- Born: 2 November 1947 (age 78) Dakar, Senegal
- Occupation(s): Sociologist Activist
- Spouse: Landing Savané

= Marie-Angélique Savané =

Senegalese politician

Marie-Angélique Savané (née Sagna; born 2 November 1947) is a Senegalese sociologist and feminist activist, who has been "an extremely vocal proponent of legal and social reforms in Senegalese society on behalf of women", according to the Dictionary of African Biography. She has been called one of the pioneers of feminism in Africa.

==Early life==
She was born on 2 November 1947 in Dakar, Senegal, into a Catholic family.

==Career==
From 1974 to 1978, Savané was Editor-in-Chief of the magazine Famille et Développement (Family and Development), "sub-Saharan Africa's self-help magazine". During her time in charge, she moved the magazine from a Western to an African viewpoint, "helping Africans help themselves".
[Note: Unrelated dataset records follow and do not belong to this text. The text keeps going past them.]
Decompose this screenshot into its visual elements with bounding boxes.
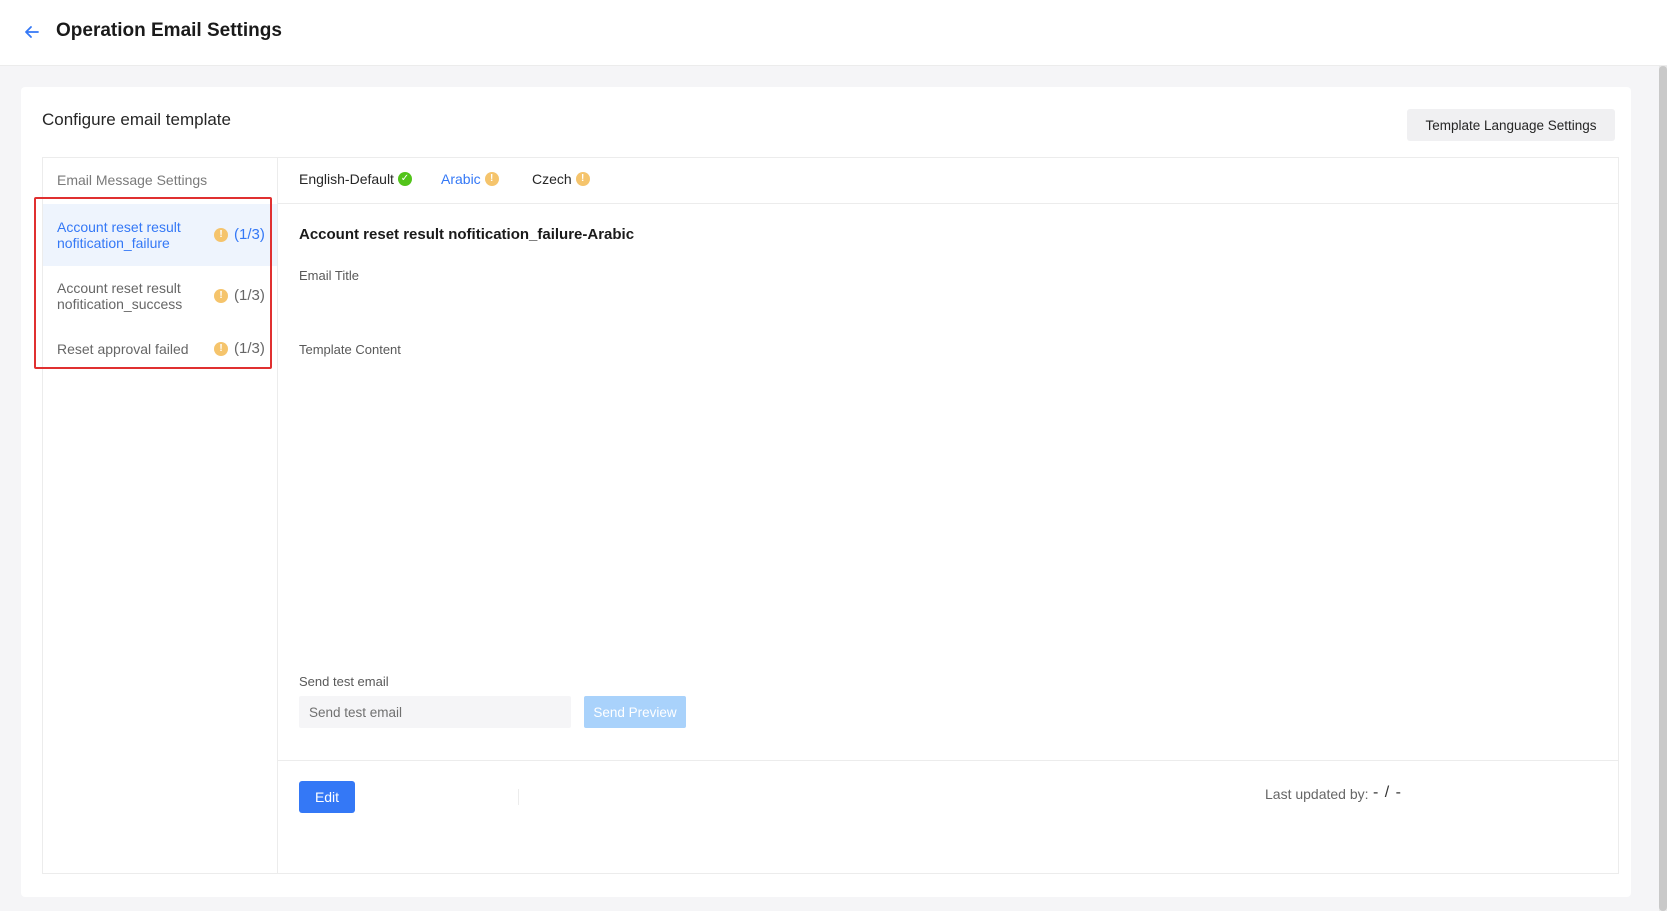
template-card: Configure email template Template Langua…	[21, 87, 1631, 897]
sidebar-item-label: Reset approval failed	[57, 341, 189, 357]
warning-icon: !	[575, 172, 590, 186]
warning-icon: !	[214, 228, 228, 242]
sidebar-item-label: Account reset result nofitication_failur…	[57, 219, 181, 251]
warning-icon: !	[214, 289, 228, 303]
tab-label: English-Default	[299, 171, 394, 187]
template-content-label: Template Content	[299, 342, 401, 357]
check-circle-icon: ✓	[397, 172, 412, 186]
language-tabs: English-Default ✓ Arabic ! Czech !	[278, 158, 1618, 204]
sidebar-item-count: (1/3)	[234, 287, 265, 304]
send-test-email-input[interactable]	[299, 696, 571, 728]
card-title: Configure email template	[42, 110, 231, 129]
template-name: Account reset result nofitication_failur…	[299, 226, 635, 243]
send-preview-button[interactable]: Send Preview	[584, 696, 686, 728]
tab-english-default[interactable]: English-Default ✓	[299, 171, 412, 187]
template-panel: Email Message Settings Account reset res…	[34, 157, 1619, 874]
sidebar-item-account-reset-failure[interactable]: Account reset result nofitication_failur…	[43, 204, 277, 266]
sidebar-item-label: Account reset result nofitication_succes…	[57, 280, 183, 312]
sidebar-item-count: (1/3)	[234, 226, 265, 243]
warning-icon: !	[214, 342, 228, 356]
arrow-left-icon[interactable]	[22, 22, 42, 42]
last-updated-label: Last updated by:	[1265, 786, 1369, 802]
warning-icon: !	[484, 172, 499, 186]
footer-divider	[518, 789, 519, 805]
tab-czech[interactable]: Czech !	[532, 171, 590, 187]
footer: Edit Last updated by: - / -	[278, 760, 1618, 873]
top-bar: Operation Email Settings	[0, 0, 1667, 66]
sidebar-list: Account reset result nofitication_failur…	[43, 204, 277, 372]
sidebar-item-account-reset-success[interactable]: Account reset result nofitication_succes…	[43, 266, 277, 326]
send-test-email-label: Send test email	[299, 674, 389, 689]
tab-arabic[interactable]: Arabic !	[441, 171, 499, 187]
sidebar-item-count: (1/3)	[234, 340, 265, 357]
template-content-area: English-Default ✓ Arabic ! Czech ! Accou…	[278, 158, 1618, 873]
scrollbar-thumb[interactable]	[1659, 66, 1667, 911]
sidebar-header: Email Message Settings	[57, 172, 208, 188]
tab-label: Czech	[532, 171, 572, 187]
last-updated-value: - / -	[1373, 784, 1402, 801]
edit-button[interactable]: Edit	[299, 781, 355, 813]
page-scrollbar[interactable]	[1659, 66, 1667, 911]
tab-label: Arabic	[441, 171, 481, 187]
sidebar-item-reset-approval-failed[interactable]: Reset approval failed ! (1/3)	[43, 326, 277, 372]
page-title: Operation Email Settings	[56, 20, 282, 41]
email-title-label: Email Title	[299, 268, 359, 283]
sidebar: Email Message Settings Account reset res…	[34, 158, 278, 873]
template-language-settings-button[interactable]: Template Language Settings	[1407, 109, 1615, 141]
Savané has worked for the United Nations, and as a consultant to various UN organisations for many years.

Savané is a co-founder of the Association of African Women for Research.

==Personal life==
She is married to Landing Savané (born 1945) a left-wing Senegalese politician, and the Secretary-General of And-Jëf/African Party for Democracy and Socialism.

They are the parents of the retired professional basketball player Sitapha Savané, who has also played for the Senegal national basketball team.